1 mark for each description of how an optical spectroscopy technique can be used to differentiate between a change in transition metal coordination/oxidation state. Ideally this would have been illustrated using exemplars from the lecture notes/literature. Maximum 2 marks.
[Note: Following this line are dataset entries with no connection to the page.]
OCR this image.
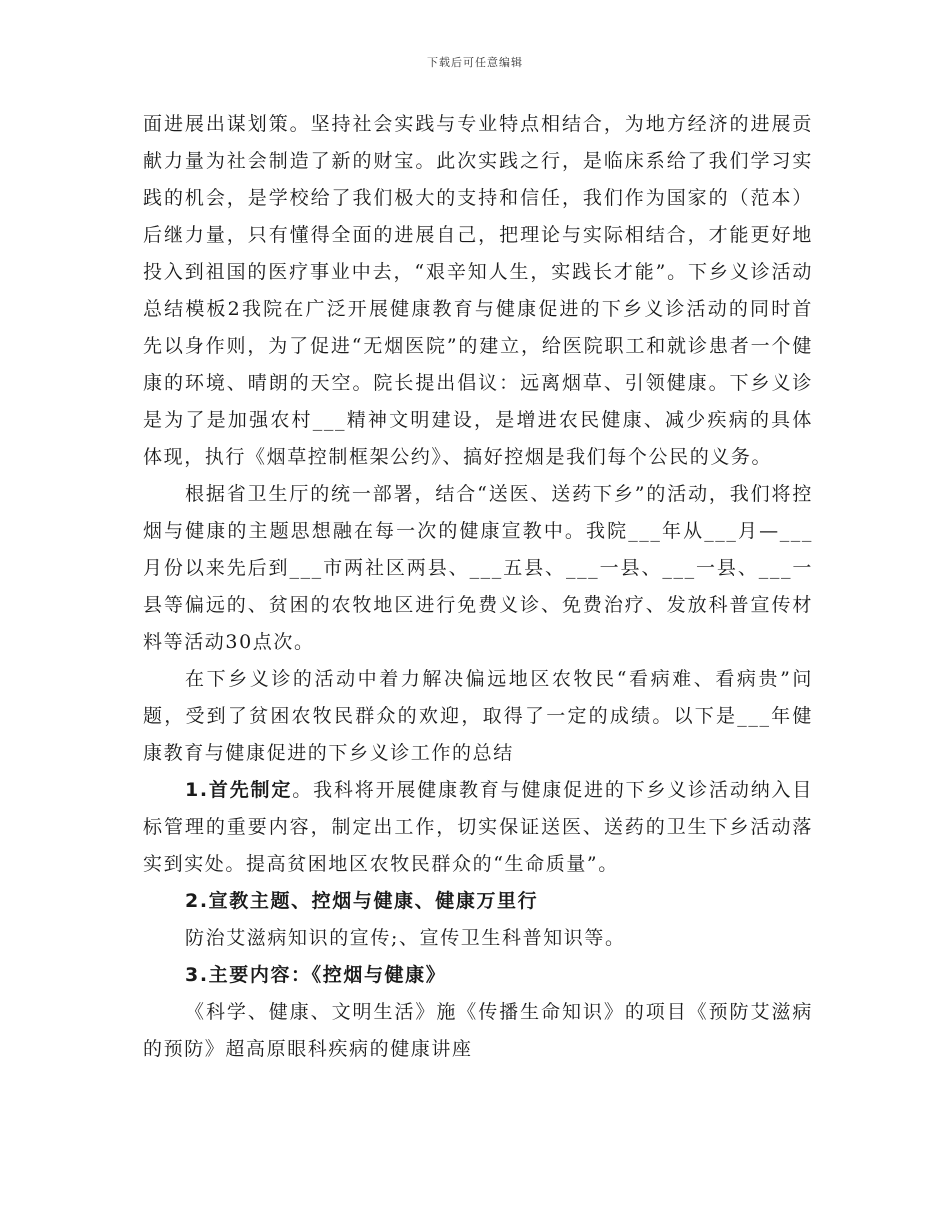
下载后可任意编辑

面进展出谋划策。坚持社会实践与专业特点相结合，为地方经济的进展贡献力量为社会制造了新的财宝。此次实践之行，是临床系给了我们学习实践的机会，是学校给了我们极大的支持和信任，我们作为国家的（范本）后继力量，只有懂得全面的进展自己，把理论与实际相结合，才能更好地投入到祖国的医疗事业中去，“艰辛知人生，实践长才能”。下乡义诊活动总结模板2我院在广泛开展健康教育与健康促进的下乡义诊活动的同时首先以身作则，为了促进“无烟医院”的建立，给医院职工和就诊患者一个健康的环境、晴朗的天空。院长提出倡议：远离烟草、引领健康。下乡义诊是为了是加强农村___精神文明建设，是增进农民健康、减少疾病的具体体现，执行《烟草控制框架公约》、搞好控烟是我们每个公民的义务。

根据省卫生厅的统一部署，结合“送医、送药下乡”的活动，我们将控烟与健康的主题思想融在每一次的健康宣教中。我院___年从___月—___月份以来先后到___市两社区两县、___五县、___一县、___一县、___一县等偏远的、贫困的农牧地区进行免费义诊、免费治疗、发放科普宣传材料等活动30点次。

在下乡义诊的活动中着力解决偏远地区农牧民“看病难、看病贵”问题，受到了贫困农牧民群众的欢迎，取得了一定的成绩。以下是___年健康教育与健康促进的下乡义诊工作的总结

1.首先制定。我科将开展健康教育与健康促进的下乡义诊活动纳入目标管理的重要内容，制定出工作，切实保证送医、送药的卫生下乡活动落实到实处。提高贫困地区农牧民群众的“生命质量”。

2.宣教主题、控烟与健康、健康万里行

防治艾滋病知识的宣传;、宣传卫生科普知识等。

3.主要内容：《控烟与健康》

《科学、健康、文明生活》施《传播生命知识》的项目《预防艾滋病的预防》超高原眼科疾病的健康讲座
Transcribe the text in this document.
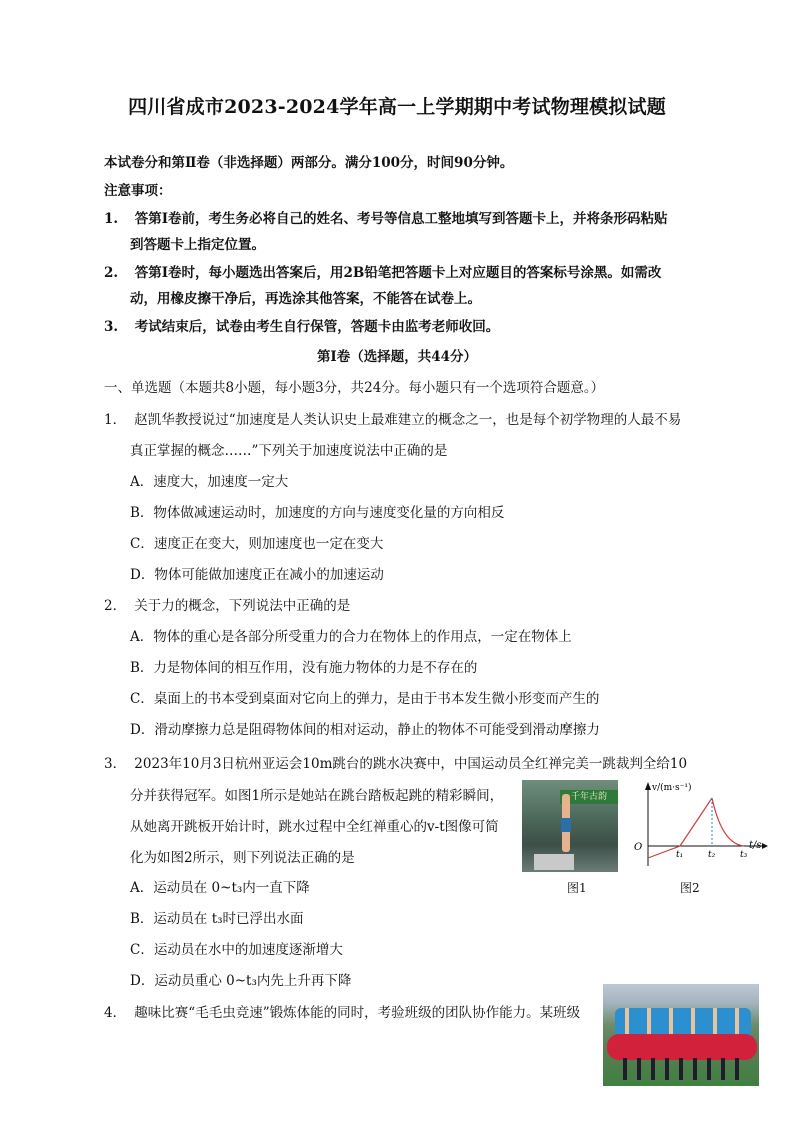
四川省成市2023-2024学年高一上学期期中考试物理模拟试题
本试卷分和第Ⅱ卷（非选择题）两部分。满分100分，时间90分钟。
注意事项：
1. 答第Ⅰ卷前，考生务必将自己的姓名、考号等信息工整地填写到答题卡上，并将条形码粘贴
到答题卡上指定位置。
2. 答第Ⅰ卷时，每小题选出答案后，用2B铅笔把答题卡上对应题目的答案标号涂黑。如需改
动，用橡皮擦干净后，再选涂其他答案，不能答在试卷上。
3. 考试结束后，试卷由考生自行保管，答题卡由监考老师收回。
第Ⅰ卷（选择题，共44分）
一、单选题（本题共8小题，每小题3分，共24分。每小题只有一个选项符合题意。）
1． 赵凯华教授说过“加速度是人类认识史上最难建立的概念之一，也是每个初学物理的人最不易
真正掌握的概念……”下列关于加速度说法中正确的是
A．速度大，加速度一定大
B．物体做减速运动时，加速度的方向与速度变化量的方向相反
C．速度正在变大，则加速度也一定在变大
D．物体可能做加速度正在减小的加速运动
2． 关于力的概念，下列说法中正确的是
A．物体的重心是各部分所受重力的合力在物体上的作用点，一定在物体上
B．力是物体间的相互作用，没有施力物体的力是不存在的
C．桌面上的书本受到桌面对它向上的弹力，是由于书本发生微小形变而产生的
D．滑动摩擦力总是阻碍物体间的相对运动，静止的物体不可能受到滑动摩擦力
3． 2023年10月3日杭州亚运会10m跳台的跳水决赛中，中国运动员全红禅完美一跳裁判全给10
分并获得冠军。如图1所示是她站在跳台踏板起跳的精彩瞬间，
从她离开跳板开始计时，跳水过程中全红禅重心的v-t图像可简
化为如图2所示，则下列说法正确的是
A．运动员在 0~t₃内一直下降
B．运动员在 t₃时已浮出水面
C．运动员在水中的加速度逐渐增大
D．运动员重心 0~t₃内先上升再下降
千年古韵
图1
v/(m·s⁻¹)
t/s
O
t₁	t₂	t₃
图2
4． 趣味比赛“毛毛虫竞速”锻炼体能的同时，考验班级的团队协作能力。某班级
If the candidates had used the lecture notes/literature for the exemplars they could have extrapolated how this information could be used to design better performing materials. Marks were given for simple observations pertaining to the transition metal behaviour such as understanding/improving adsorption/desorption, redox state, coordination state and more general comments regarding understanding reaction mechanism, effecting lower temperature of reactivity, improved stability etc. Maximum 2 marks.